Scientists from the Oxford Parkinson’s Disease Centre (OPDC) together with Edinburgh Prion Unit have developed a new diagnostic test for Parkinson’s that measures the “stickiness” of alpha-synuclein; one of the key proteins in Parkinson's, in the cerebrospinal fluid (CSF). This same protein forms sticky clumps known as Lewy bodies within the brain cells of people with Parkinson's and dementia with Lewy bodies (DLB). There is currently no definitive test that allows doctors to determine if someone has Parkinson's or related dementia, especially at the early stage and the diagnosis is based purely on clinical symptoms and can only be confirmed with a post-mortem examination of the brain.

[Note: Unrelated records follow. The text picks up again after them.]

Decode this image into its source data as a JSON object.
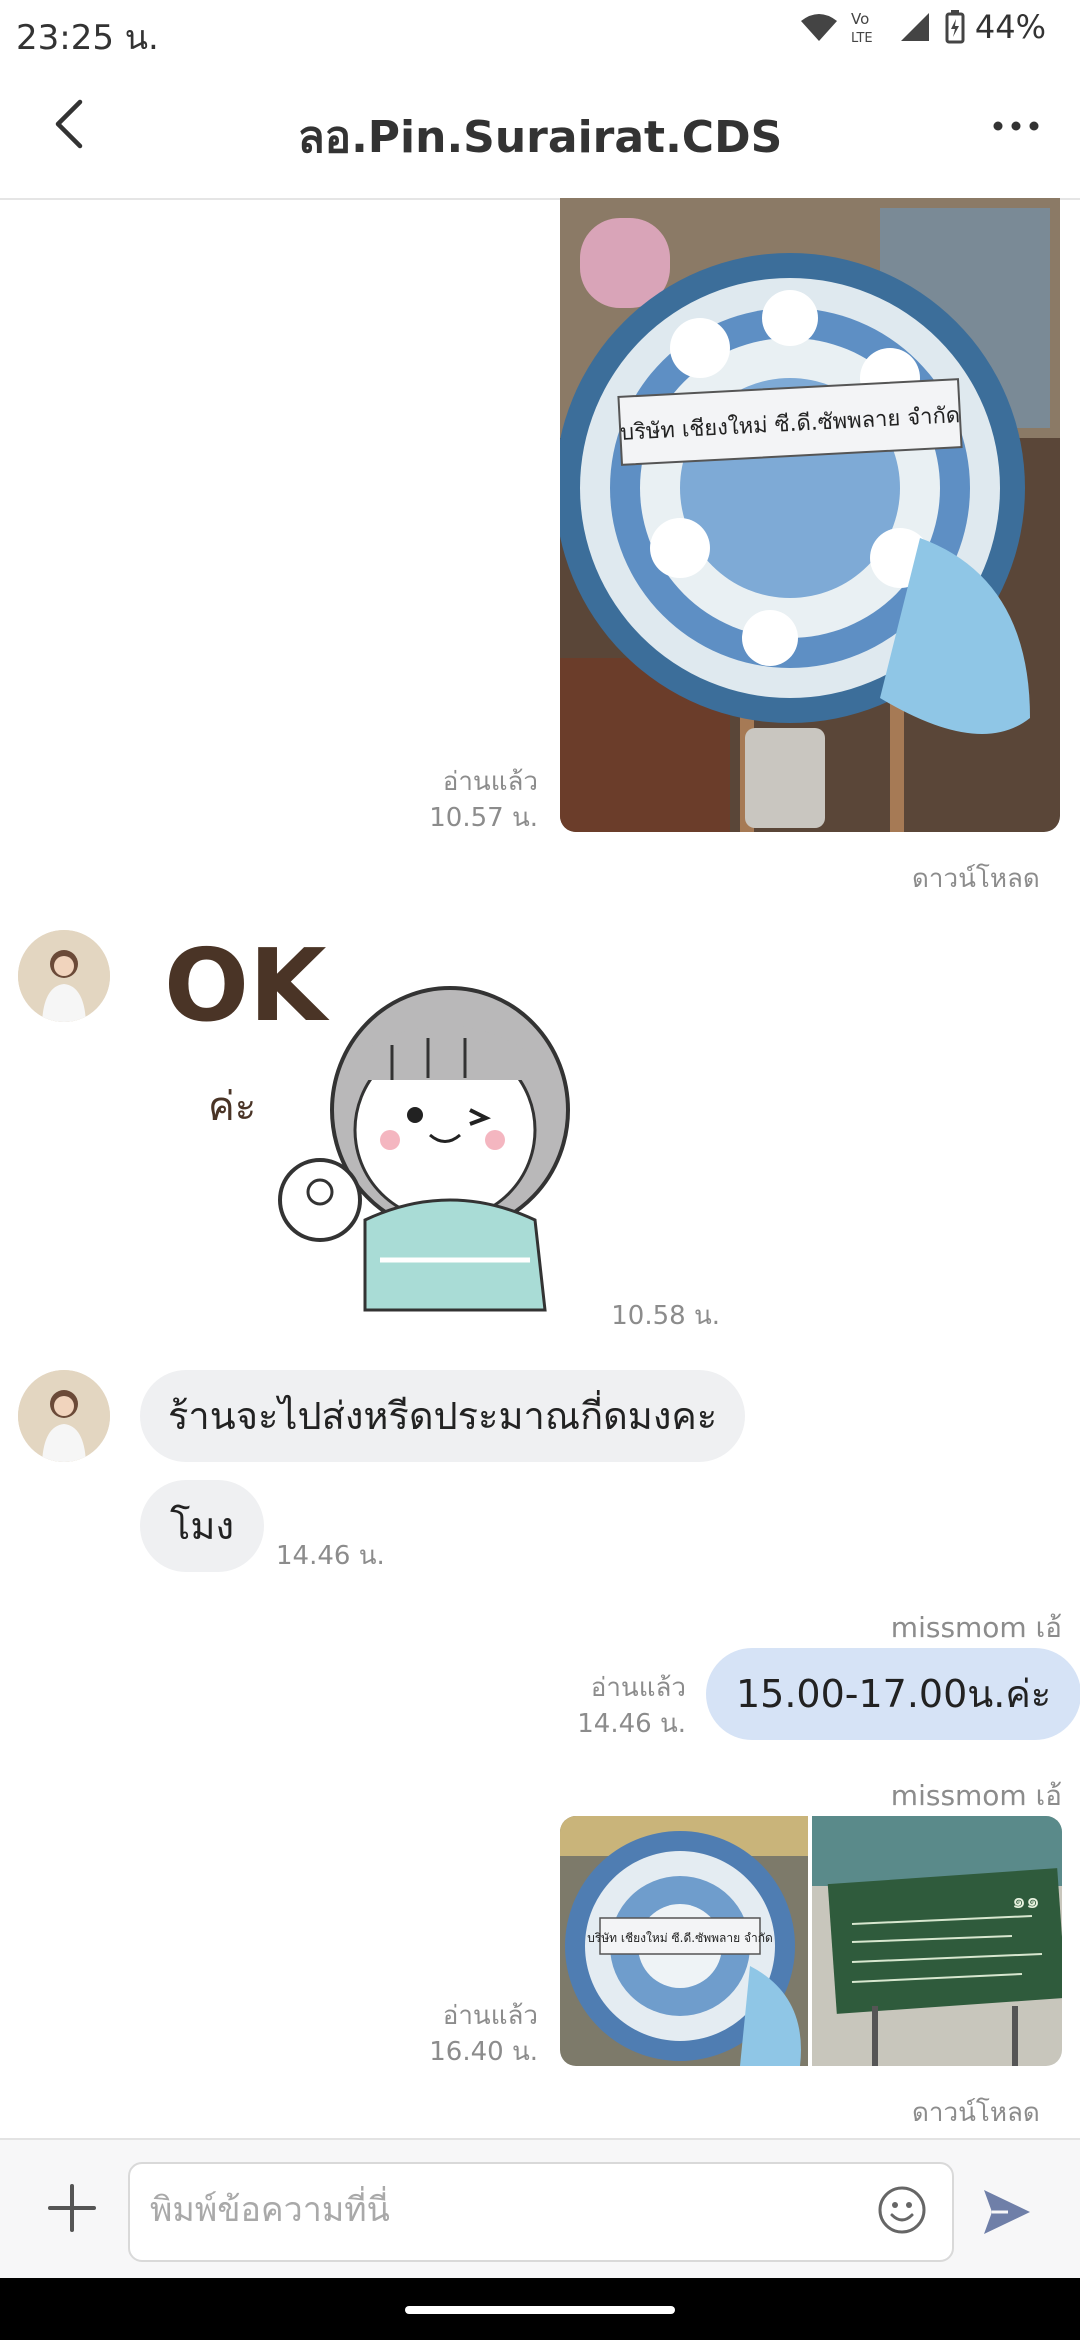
{
  "status_bar": {
    "time": "23:25 น.",
    "battery": "44%",
    "icons": [
      "wifi-icon",
      "volte-icon",
      "signal-icon",
      "battery-icon"
    ]
  },
  "header": {
    "title": "ลอ.Pin.Surairat.CDS",
    "back_icon": "chevron-left-icon",
    "more_icon": "more-horizontal-icon"
  },
  "messages": [
    {
      "type": "image",
      "from": "me",
      "read": "อ่านแล้ว",
      "time": "10.57 น.",
      "caption": "บริษัท เชียงใหม่ ซี.ดี.ซัพพลาย จำกัด",
      "download": "ดาวน์โหลด"
    },
    {
      "type": "sticker",
      "from": "them",
      "sticker_text": "OK",
      "sticker_sub": "ค่ะ",
      "time": "10.58 น."
    },
    {
      "type": "text",
      "from": "them",
      "text": "ร้านจะไปส่งหรีดประมาณกี่ดมงคะ"
    },
    {
      "type": "text",
      "from": "them",
      "text": "โมง",
      "time": "14.46 น."
    },
    {
      "type": "text",
      "from": "me",
      "sender": "missmom เอ้",
      "read": "อ่านแล้ว",
      "time": "14.46 น.",
      "text": "15.00-17.00น.ค่ะ"
    },
    {
      "type": "image_album",
      "from": "me",
      "sender": "missmom เอ้",
      "read": "อ่านแล้ว",
      "time": "16.40 น.",
      "caption": "บริษัท เชียงใหม่ ซี.ดี.ซัพพลาย จำกัด",
      "board_number": "๑๑",
      "download": "ดาวน์โหลด"
    }
  ],
  "input": {
    "placeholder": "พิมพ์ข้อความที่นี่",
    "plus_icon": "plus-icon",
    "emoji_icon": "emoji-icon",
    "send_icon": "send-icon"
  },
  "colors": {
    "outgoing_bubble": "#d6e3f6",
    "incoming_bubble": "#eff0f2",
    "send_accent": "#6f7fa8"
  }
}
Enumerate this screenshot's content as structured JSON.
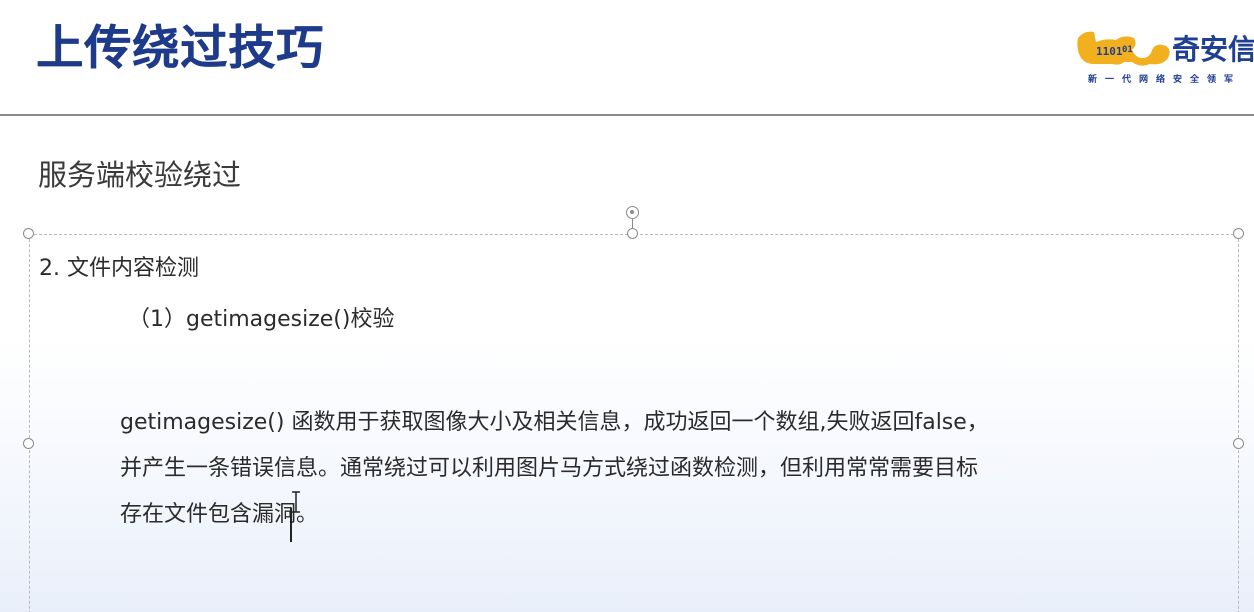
{
  "slide": {
    "title": "上传绕过技巧",
    "logo": {
      "name": "奇安信",
      "tagline": "新一代网络安全领军"
    },
    "section_heading": "服务端校验绕过",
    "content": {
      "item_number": "2. 文件内容检测",
      "subitem": "（1）getimagesize()校验",
      "paragraph_lines": [
        "getimagesize() 函数用于获取图像大小及相关信息，成功返回一个数组,失败返回false，",
        "并产生一条错误信息。通常绕过可以利用图片马方式绕过函数检测，但利用常常需要目标",
        "存在文件包含漏洞。"
      ]
    }
  },
  "colors": {
    "title": "#1e3a8a",
    "logo": "#1f3f93",
    "logo_accent": "#f2b01e",
    "body_text": "#2b2b2b",
    "heading_text": "#3a3a3a",
    "rule": "#8a8a8a",
    "selection_border": "#b9b9b9"
  }
}
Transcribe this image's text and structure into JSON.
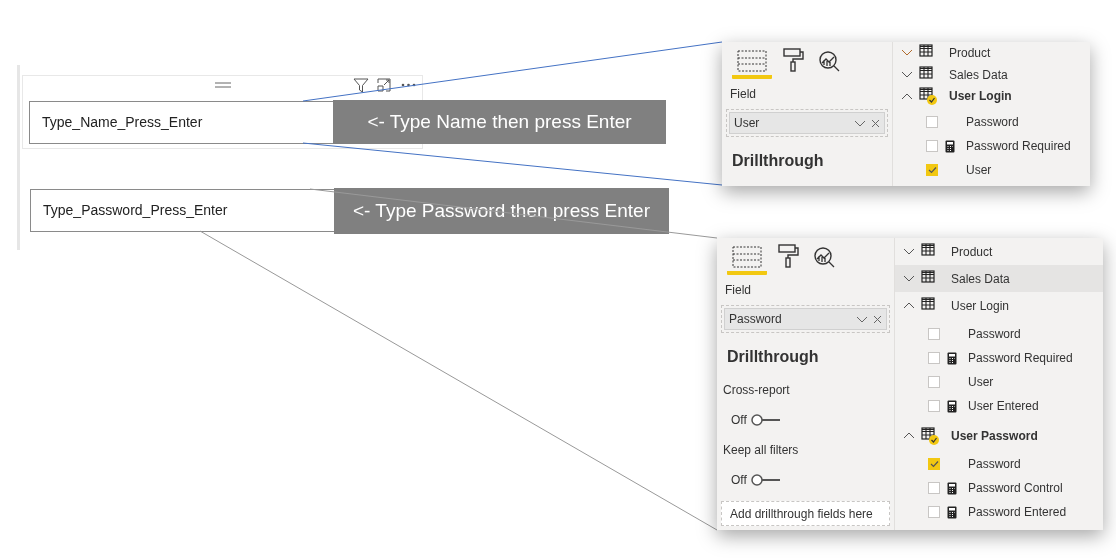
{
  "inputs": [
    {
      "value": "Type_Name_Press_Enter",
      "callout": "<- Type Name then press Enter"
    },
    {
      "value": "Type_Password_Press_Enter",
      "callout": "<- Type Password then press Enter"
    }
  ],
  "panels": [
    {
      "tabs": [
        {
          "selected": true
        },
        {
          "selected": false
        },
        {
          "selected": false
        }
      ],
      "field_label": "Field",
      "field_value": "User",
      "heading": "Drillthrough",
      "tables": [
        {
          "name": "Product",
          "expanded": false,
          "hovered": false,
          "has_selection": false
        },
        {
          "name": "Sales Data",
          "expanded": false,
          "hovered": false,
          "has_selection": false
        },
        {
          "name": "User Login",
          "expanded": true,
          "hovered": false,
          "has_selection": true,
          "children": [
            {
              "name": "Password",
              "kind": "column",
              "checked": false
            },
            {
              "name": "Password Required",
              "kind": "measure",
              "checked": false
            },
            {
              "name": "User",
              "kind": "column",
              "checked": true
            }
          ]
        }
      ]
    },
    {
      "tabs": [
        {
          "selected": true
        },
        {
          "selected": false
        },
        {
          "selected": false
        }
      ],
      "field_label": "Field",
      "field_value": "Password",
      "heading": "Drillthrough",
      "options": [
        {
          "label": "Cross-report",
          "toggle": "Off",
          "on": false
        },
        {
          "label": "Keep all filters",
          "toggle": "Off",
          "on": false
        }
      ],
      "drop_zone": "Add drillthrough fields here",
      "tables": [
        {
          "name": "Product",
          "expanded": false,
          "hovered": false,
          "has_selection": false
        },
        {
          "name": "Sales Data",
          "expanded": false,
          "hovered": true,
          "has_selection": false
        },
        {
          "name": "User Login",
          "expanded": true,
          "hovered": false,
          "has_selection": false,
          "children": [
            {
              "name": "Password",
              "kind": "column",
              "checked": false
            },
            {
              "name": "Password Required",
              "kind": "measure",
              "checked": false
            },
            {
              "name": "User",
              "kind": "column",
              "checked": false
            },
            {
              "name": "User Entered",
              "kind": "measure",
              "checked": false
            }
          ]
        },
        {
          "name": "User Password",
          "expanded": true,
          "hovered": false,
          "has_selection": true,
          "children": [
            {
              "name": "Password",
              "kind": "column",
              "checked": true
            },
            {
              "name": "Password Control",
              "kind": "measure",
              "checked": false
            },
            {
              "name": "Password Entered",
              "kind": "measure",
              "checked": false
            }
          ]
        }
      ]
    }
  ]
}
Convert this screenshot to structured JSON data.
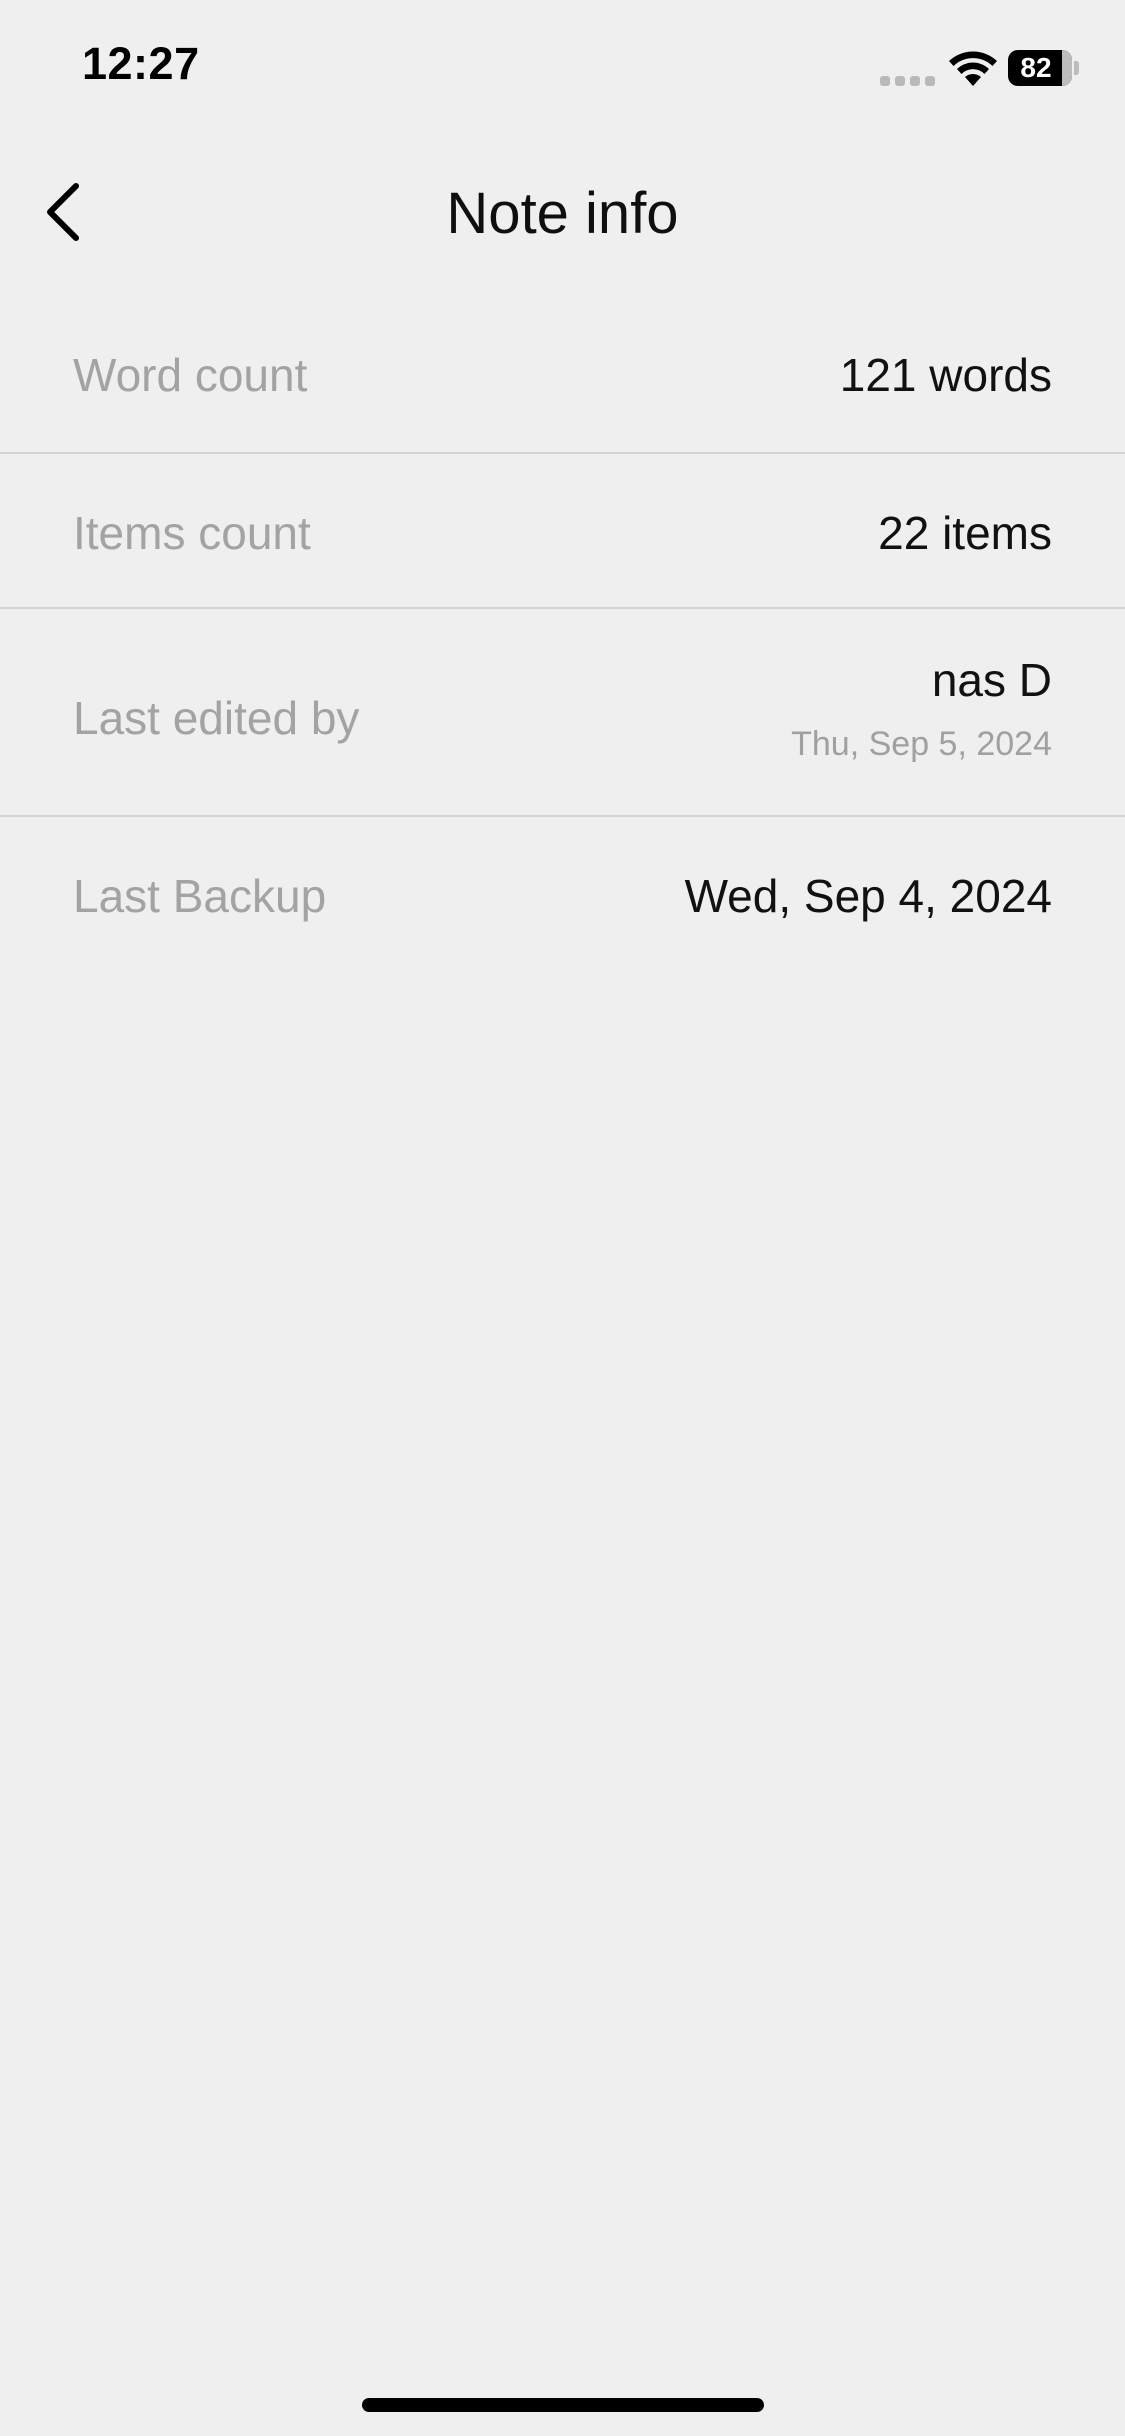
{
  "status_bar": {
    "time": "12:27",
    "battery_level": "82",
    "icons": [
      "signal-dots-icon",
      "wifi-icon",
      "battery-icon"
    ]
  },
  "nav": {
    "title": "Note info",
    "back_icon": "chevron-left-icon"
  },
  "info_rows": [
    {
      "label": "Word count",
      "value": "121 words"
    },
    {
      "label": "Items count",
      "value": "22 items"
    },
    {
      "label": "Last edited by",
      "value": "nas D",
      "subvalue": "Thu, Sep 5, 2024"
    },
    {
      "label": "Last Backup",
      "value": "Wed, Sep 4, 2024"
    }
  ],
  "colors": {
    "background": "#efefef",
    "label": "#a3a3a3",
    "value": "#111111",
    "divider": "#d3d3d3"
  }
}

Previous efforts to develop a test for alpha-synuclein have produced inconsistent results because the protein is also found in the brain and CSF of healthy subjects. It is only when the protein clumps together that it causes problems.
An extremely sensitive technology called real-time quaking-induced conversion (RT-QuIC) allows the measurement of stickiness of proteins and this approach has already been used to detect CSF prion protein in Creutzfeldt-Jacob disease.
Using RT-QuIC technology in the brain material derived from Oxford brain bank and CSF samples from the OPDC Discovery cohort, Dr Laura Parkkinen and her team were able to detect “sticky” alpha-synuclein protein in people with Parkinson's and DLB with sensitivities of 95% and 92%, respectively, and with an overall specificity of 100% when compared to Alzheimer and controls. Interestingly, few people known to have risk of developing Parkinson's/DLB (i.e. people with REM sleep behaviour disorder) had a positive result suggesting that this test could potentially detect those at risk before their motor and/or cognitive symptoms appear and thus allow the initiation of early treatment that could slow or even stop the condition.